For those of you - including you, Bill - saying "Of course these differences are well-known for 50 years": No. They aren't.

From the link:
Japanese girls outperform boys from most other nations on math tests.
Girls in iceland outperform boys in Iceland on math tests.
The number of women working in math and physics more than quadrupled in 30 years in this country.
Cognitive testing of children from 5 mos. to 7 yrs. shows NO gender difference.

None of those stats are explained by "Of course!" (condescending pat on the head to shrill feminist me) "we all KNOW men are better at spatial blah blah blah."

No. We don't.
No. They aren't.

Just. Deal. With. It.

Posted by: Yehudit [TypeKey Profile Page] at February 25, 2005 10:30 PM

Yehudit

Men and women are different and we process information differently. We are not far from our prehistoric ancestors who needed those differences to survive and thrive.

Deal. With. It.

Posted by: Darleen [TypeKey Profile Page] at February 25, 2005 11:25 PM

Oh come on, Judith, you just can't drop a few "facts" from the NY Times (not a scientific journal) and consider the case closed (BTW, I as a member of the VRWC find GREAT fault in the NYT science reports, but it's not just reserved for the NYT, most reporters aren't knowledgable enough in the subjects they write about to be credible)
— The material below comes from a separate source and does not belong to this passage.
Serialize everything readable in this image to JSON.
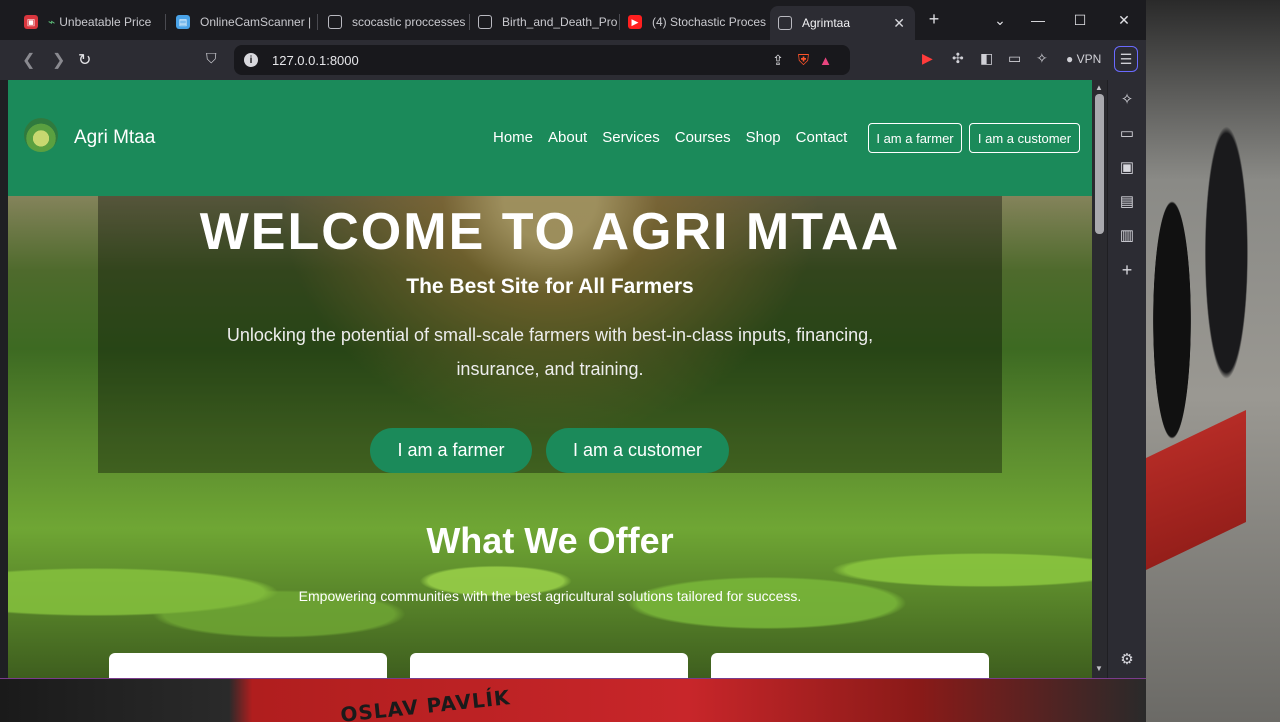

Point by point of the four facts you state:

1) Could be, but irrelevent as Herrnstein & Murray have already noted a difference between races in testing. Comparing Japanese girls to other nations is apples and oranges. (Note that the article cherry picks the data to say that Japanese males and females were equal in testing)

2) This is the most interesting portion of the study and needs much more study. But everything I know about Iceland makes it an outlier in a statistical sense based on its homogeneity and its social norms

3) Great! but a meaningless stat.

4) Now we get to the crux of the matter. The problem is this is a very generic statement. What does the quoted person mean by "cognitive". Does the age range mean that these testings show no statistical difference at every single age tested? The statement taken the way the author intended contradicts many other studies, giving me the impression that the reporter purposely choose this quote to gloss over some of the real differences between sexes.

All of this though, is worthless when we're talking about such as small sample size of human beings when it comes to Ivy League professors. This has nothing to do with cognitive ability and nothing to do with sexual discrimination. I believe that ON AVERAGE, women are less geeky than men and have no desire to work those long hours for the HOPE of big money... (Ducking quickly, hoping that I'm not the next Dean Esmay on Yehudit's sh*t list)

Posted by: JFH [TypeKey Profile Page] at February 25, 2005 11:29 PM

Yehudit -

As per usual, you are arrogant (and not entirely correct) in your comments.

But you are partially right - scientific arguments (as evidenced by my post and your cultural examples) are far too complex to be encapsulated in simple, overly general narratives.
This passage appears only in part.